"Then you will be good to her, won't you, Kate? She's never been at a big school of this kind before."

"She must take her chance," replied Kate. "It strikes me she won't be so badly off with you to be her champion."

"Of course, I'll be her champion," replied Molly, her face turning crimson, for she began to be really angry at last.

"Then if you're so afraid for the comfort of the precious thing, why don't you give up your room, and sleep in the cubicle next me in dormitory A? My manners may not be refined, and I may not be a real lady, and my poverty may make it essential for you to be kind to me; nevertheless——"

"Kate, Kate, I won't stand this!" cried the astonished Molly. "What in the wide world do you mean? You speak and look as if you were angry about something; you speak and look as if you were angry with me—with me, who love you so! What is it? You must and shall tell me."

But Kate O'Connor's only reply was to slam the door of Molly's room with violence, and rush away up to her own dormitory.

There she flung her exercise books and translations on her little dressing-table, threw herself down upon her bed, and burst into floods of bitter weeping.

"Oh, she can't have said it!" she groaned to herself; "she looked so sweet, and she seemed so astonished when I threw those taunting words at her. And yet—and yet, no one else knows; I have never confided my real story to anyone but Molly Lavender. Matilda is a wretch, but she could not have invented all this. Yes, there must be some truth in it; and if Molly is that sort of girl, I will never, never, have anything more to do with her. All the same, I'm miserable, for I was beginning to love her as I have loved no one else since I left dear old Ireland.
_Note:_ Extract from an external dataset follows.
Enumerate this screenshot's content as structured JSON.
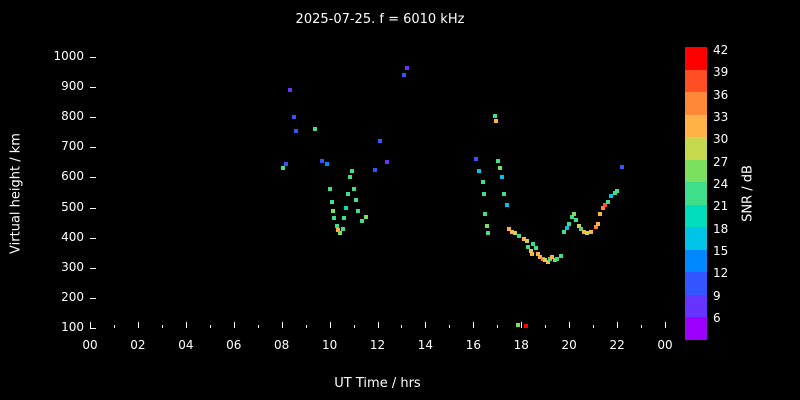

Oh, dear, dear, if I were only back in the old time! Think of home in the summer, the cows, Cusha, Bess, Star, Whiteface; don't I see them now walking slowly up the valley with the evening sun behind them, and their dear old tails switching, and grandfather standing by the hedge at the corner of the lane, and crying 'Kate, Kate, come along and watch the milking!' Oh, yes! I was happy in those days; I had no ambition then, only to be the fleetest runner, and the best swimmer, and the best rider of any girl in the country round. Oh, for a gallop now on Black Beauty's back! oh, for a sniff of the mountain air! oh, for a taste of the buttermilk and scones at supper time by grandfather's side! Well, it's all over; he's in his grave, and the cows are sold, and so is the old house, and the place belongs to strangers, and there was just enough money left to educate Kate O'Connor, and turn her into a fine lady.

"A fine lady! How I hate the term! I declare I think I'll go to-morrow and tell every single girl in this house all about myself. How once I ran about barefooted, and how I used to know a great deal more about making butter than about Greek and Latin, and how my one gift was, just that I could sing like a bird, and whistle so well that the little wild birds themselves would come out of the hedges and cock their bright eyes at me, and whistle, too, when I lured them long enough. I'd like to tell them all—all those conceited girls—that I'm not ashamed of the old days, and that I'd rather be back in them than be the very grandest of them all. Oh, Molly, I did think you were faithful to me! I remember your face when I told you something of the old life; how soft your eyes grew, and you held my hand and pressed it a little, and then you said you wished you could write a poem about it. But you are a traitor, Molly Lavender, and you told! You must have told, for no one else knows. Granted even that you didn't say the horrid things which Matilda Matthews accuses you of saying, you are a traitor, and I'll never be your friend again as long as I live."

"Kate," called a voice near her ear from the other side of her dormitory, "did you not hear the supper gong?"